The thing you should notice from the above image is that the 8.4 m telescope picture is at the same resolution as the vertical axis of your animation.
What is going on with the interferometer image?
By increasing the separation between telescopes, we increase the angular resolution. Just about everyone with a casual interest in astronomy will have learned that fact in this past week.
But the other thing you do, is introduce interference patterns. The two telescopes essentially act like a double slit experiment.
In the vertical (non binocular) dimension, the diffraction can be treated like a single-slit experiment. The angular intensity formula for a single slit is as follows:
$$ I(\theta) = I_0 sinc^2(\frac{\pi b sin(\theta)}{\lambda})$$
where $b$ is the diameter of each mirror, and $\lambda$ is the wavelength of the light.
The horizontal (binocular) dimension acts as a double slit. The double slit formula is as follows:
$$ I(\theta) = I_0 cos^2(\frac{\pi d sin(\theta)}{\lambda})sinc^2(\frac{\pi b sin(\theta)}{\lambda})$$
where $d$ is the distance between the centres of the two telescopes.

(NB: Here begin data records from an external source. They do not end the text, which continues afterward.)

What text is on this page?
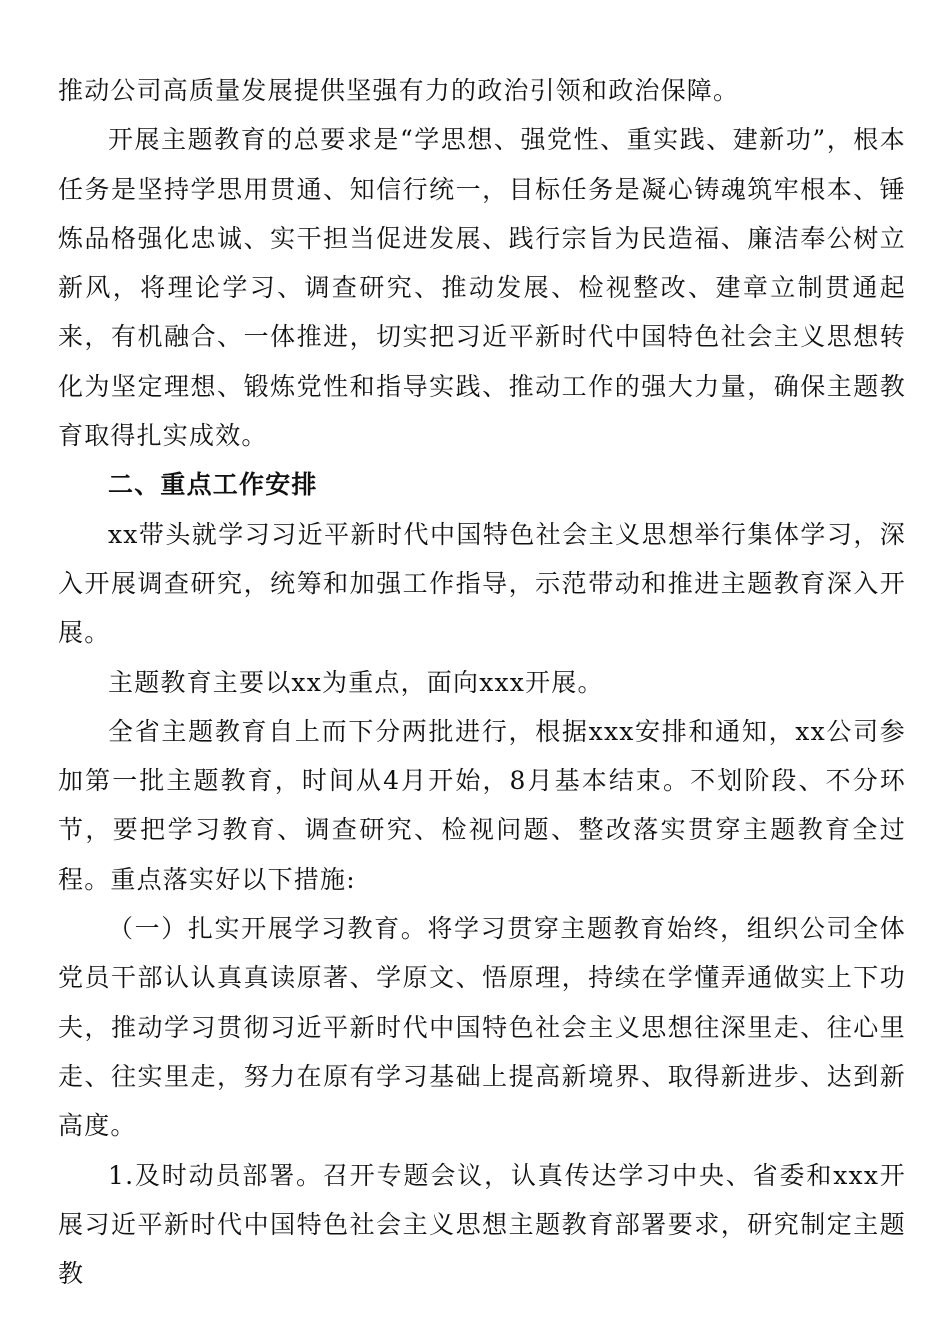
推动公司高质量发展提供坚强有力的政治引领和政治保障。

开展主题教育的总要求是“学思想、强党性、重实践、建新功”，根本任务是坚持学思用贯通、知信行统一，目标任务是凝心铸魂筑牢根本、锤炼品格强化忠诚、实干担当促进发展、践行宗旨为民造福、廉洁奉公树立新风，将理论学习、调查研究、推动发展、检视整改、建章立制贯通起来，有机融合、一体推进，切实把习近平新时代中国特色社会主义思想转化为坚定理想、锻炼党性和指导实践、推动工作的强大力量，确保主题教育取得扎实成效。

二、重点工作安排

xx带头就学习习近平新时代中国特色社会主义思想举行集体学习，深入开展调查研究，统筹和加强工作指导，示范带动和推进主题教育深入开展。

主题教育主要以xx为重点，面向xxx开展。

全省主题教育自上而下分两批进行，根据xxx安排和通知，xx公司参加第一批主题教育，时间从4月开始，8月基本结束。不划阶段、不分环节，要把学习教育、调查研究、检视问题、整改落实贯穿主题教育全过程。重点落实好以下措施:

（一）扎实开展学习教育。将学习贯穿主题教育始终，组织公司全体党员干部认认真真读原著、学原文、悟原理，持续在学懂弄通做实上下功夫，推动学习贯彻习近平新时代中国特色社会主义思想往深里走、往心里走、往实里走，努力在原有学习基础上提高新境界、取得新进步、达到新高度。

1.及时动员部署。召开专题会议，认真传达学习中央、省委和xxx开展习近平新时代中国特色社会主义思想主题教育部署要求，研究制定主题教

When you combine these two together, using the telescopes dimensions that you quotes (b=8.4, d=14.4), you come up with a pattern remarkably close to what you actually see from the telescope.
On the left, screencapture from above animation, on the right, the predicted double slit intensity.
Fringe removal
It seems that the animation you saw is based off unprocessed images from the LBT. Obviously, they have methods for removing the fringe bands. As to how, I have no idea. I found a paper that discusses interferometry in depth and they mention:
What we therefore have is a series of fringes, whose amplitude is given by the Fourier transform of the source intensity distribution.
In practice, steps are usually taken to get rid of the fringes using a
phase rotation whose rate is known (as both B and s are known). This
is done in optical interferometers by use of accurate delay lines to
compensate for the path difference, and in radio interferometers by
the insertion of electronic delays.
But I have no idea what that means. Perhaps some boffin from Physics.SE would be nice enough to answer.